One of Canada’s two native breeds, the Chantecler can really handle cold. Adversely, they have little tolerance to heat. Their breeding has produced a tight feathered plumage with a thick under layer of down. A dual-purpose chicken, the Chantecler lays four medium, brown eggs a week with a frame also suitable for good meat production. They mature quickly and lay consistently far into the cold months producing as many as 210 eggs a year. Although enjoying a resurgence in popularity, the Chantecler remains endangered and finding a source with available eggs or chicks may prove difficult.
Chanteclers reflect their environment. Hardy, rugged, and ready to face the cold, they prefer the outdoors to confinement. A little high strung, they will tolerate the coop but will grow temperamental when confined for long periods of time. Owners rate Chanteclers as non-aggressive toward humans. If handled early, they prove amenable to training. The hens have broody tendencies. However, once the eggs hatch, they make good mothers. As modern Chantecler flocks grow in number, a more detailed picture of the breed’s qualities and temperament will emerge.
The Chantecler has developed along three basic plumages: white, buff, and partridge. They sport a small cushion comb and diminutive wattles purposefully introduced to the breed to avoid frostbite. A tall and meaty fowl with abundant plumage, the average Chantecler weighs seven or eight pounds. Plain, the white and buff plumed Chanteclers have little to recommend them as show birds and few breeders keep them for show. The partridge configuration has much more color and variety for the show floor but has only gained acceptance as part of the breed late in 1935.
Only choose Chanteclers if you live in a cold climate with long winters. Feed them ad libidum with a high quality layer food that supplements the calcium and protein lost in their prodigious egg production. Give your Chanteclers plenty of room to roam and forage. Build a large coop with adequate space for the occasional times of confinement. Keep confinement times to a minimum. Breed and cull the rare Chanteclers carefully with the goal of increasing the breed’s quality and numbers.

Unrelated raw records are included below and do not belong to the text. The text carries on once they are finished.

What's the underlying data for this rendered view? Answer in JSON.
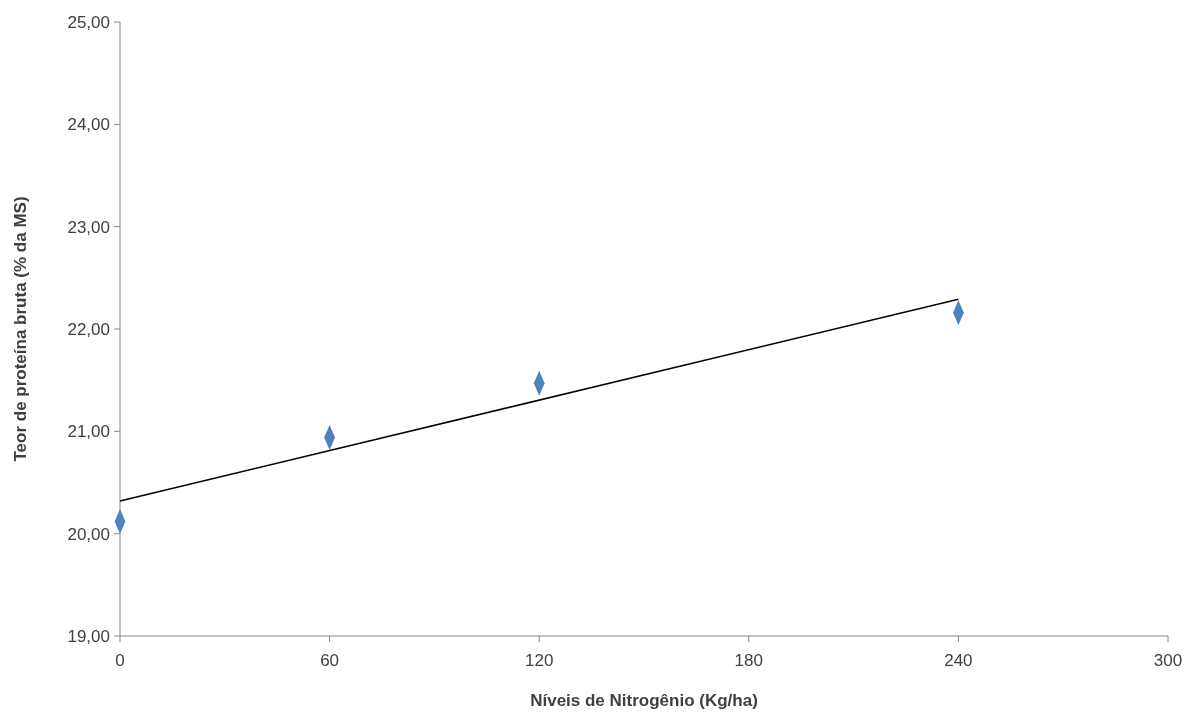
{
  "chart_data": {
    "type": "scatter",
    "xlabel": "Níveis de Nitrogênio (Kg/ha)",
    "ylabel": "Teor de proteína bruta (% da MS)",
    "xlim": [
      0,
      300
    ],
    "xticks": [
      0,
      60,
      120,
      180,
      240,
      300
    ],
    "ylim": [
      19,
      25
    ],
    "yticks": [
      {
        "value": 19,
        "label": "19,00"
      },
      {
        "value": 20,
        "label": "20,00"
      },
      {
        "value": 21,
        "label": "21,00"
      },
      {
        "value": 22,
        "label": "22,00"
      },
      {
        "value": 23,
        "label": "23,00"
      },
      {
        "value": 24,
        "label": "24,00"
      },
      {
        "value": 25,
        "label": "25,00"
      }
    ],
    "grid": false,
    "series": [
      {
        "color": "#4f81bd",
        "marker": "diamond",
        "x": [
          0,
          60,
          120,
          240
        ],
        "values": [
          20.12,
          20.94,
          21.47,
          22.16
        ]
      },
      {
        "type": "line",
        "color": "#000000",
        "marker": "none",
        "line_style": "solid",
        "x": [
          0,
          240
        ],
        "values": [
          20.32,
          22.29
        ]
      }
    ]
  }
}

In the early twentieth century, Canada depended on European and American breeds for their poultry needs. A Trappist monk, Brother Wilfred Chantelain, decided to rectify that situation in 1907. Using a mixture of seven American breeds, he spent the next nine years developing the cold-resistant, dual-purpose Chantecler. In 1919 at the First Canadian National Poultry Conference he introduced Canada’s first native breed to the world. The American Poultry Association accepted the breed in 1921. However, by 1979 the University of Saskatchewan announced the extinction of the Chantecler with the death of the last rooster at their institution. Although contested by the experts, many claim that the breed had survived in the small farms and backyard coops of Canada. Fewer than 2,000 fowl exist worldwide; however, many in Canada fight for the resurgence of their national fowl.